Sekretariat Jaringan Buruh Migran (JBM) menggelar FGD daring bagi tim penelitian yang tergabung dalam penelitian mengenai
pelindungan PMI melalui layanan LTSA yang berperspektif HAM dan gender yang akan dilakukan di tiga kabupaten (Lombok Timur - NTB, Karawang –
Jawa Barat, Banyuwangi – Jawa Timur) yang merupakan kantong PMI sekaligus
kabupaten yang pemerintahnya memiliki Layanan Terpadu Satu Atap (LTSA). FGD ini
merupakan rangkaian beberapa FGD yang sebelumnya sudah dilakukan JBM seperti
FGD dengan melibatkan para pekerja migran Indonesia yang ada di dalam dan di
luar negeri untuk berbagi situasi, kerentanan dan harapan dalam perbaikan tata
kelola migrasi PMI.
Dalam FGD membahas mengenai konsep ICOR dalam isu ketenagakerjaan dengan
menggunakan perspektif HAM dan responsif
gender, juga mengundang dua narasumber yang masing-masing
bercerita mengenai konsep ICOR dalam ketenagakerjaan dan perspektif gender
dalam penelitian, yaitu Johnny Darma, mantan Kabid Binapenta Disnakertrans
Prov. Jawa Barat dan Ani Soetjipto, dosen Ilmu HI Universitas Indonesia dan
Board Yayasan Tifa.
Selama ini, migrasi kerja masih
sering dianggap sebagai beban oleh pemerintah daerah, padahal sesuai UU No. 18
Tahun 2017, pemerintah daerah mengemban wewenang yang cukup besar dalam
penempatan dan pelindungan PMI. Migrasi kerja belum diintegrasikan dengan
konsep pembangunan, sehingga migrasi kerja belum dimaknai sebagai hal yang
dapat mendongkrak perekonomian daerah. Prasetyohadi dari The Institute for Ecosoc Rights, dalam
pengantarnya mengatakan bahwa organisasi-organisasi masyarakat sipil, termasuk
JBM hingga kini lebih banyak berbicara hal yang normatif. Latar belakang inilah
yang kemudian mendorong JBM untuk membahas hal yang lebi teknis, mengenai
konsep ICOR yang pernah dijajaki dalam isu ketenagakerjaan untuk mengetahui
apakah terdapat terobosan baru yang dapat dimanfaatkan sebagai bahan dasar
advokasi peningkatan tata kelola praktik penempatan dan layanan bagi PMI.

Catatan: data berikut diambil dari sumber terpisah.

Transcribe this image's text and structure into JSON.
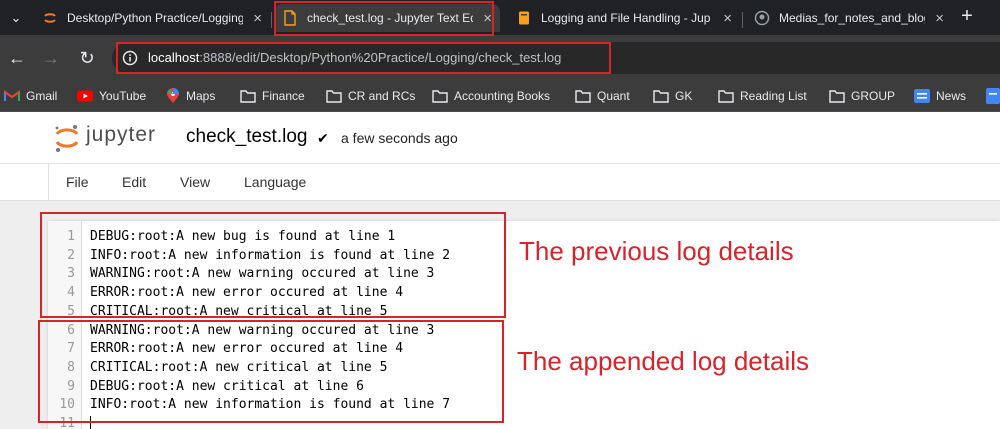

Sebagai narasumber pertama, Johnny
Darma secara garis besar menyampaikan bahwa dalam konteks makro, isu
ketenagakerjaan menjadi bagian dari sektor jasa (sektor 9) dalam perhitungan
ICOR. ICOR itu sendiri adalah Incremental Capital Output Ratio yang
menghitung keluaran (output) dari suatu investasi yang ditanamkan.
Misalnya dalam isu migrasi ketenagakerjaan, dalam setiap investasi yang
ditanamkan oleh pemerintah untuk pembangunan Balai Latihan Kerja (BLK), ICOR
menghitung seberapa besar dampak hingga berapa PMI yang dihasilkan dari
investasi tersebut.
Hanya saja, Johnny Darma menekankan
bahwa perhitungan ICOR ini tidak berdampak secara langsung terhadap PMI itu
sendiri, melainkan ICOR hanya bisa menjadi dasar untuk menilai seberapa besar
perhatian pemerintah bagi PMI. Sehingga, organisasi masyarkat sipil bisa
menanyakan ke pemerintah tentang berapa besar investasi yang ditanamkan dalam
sektor migrasi ketenagakerjaan dan berapa besar keluaran yang dihasilkan.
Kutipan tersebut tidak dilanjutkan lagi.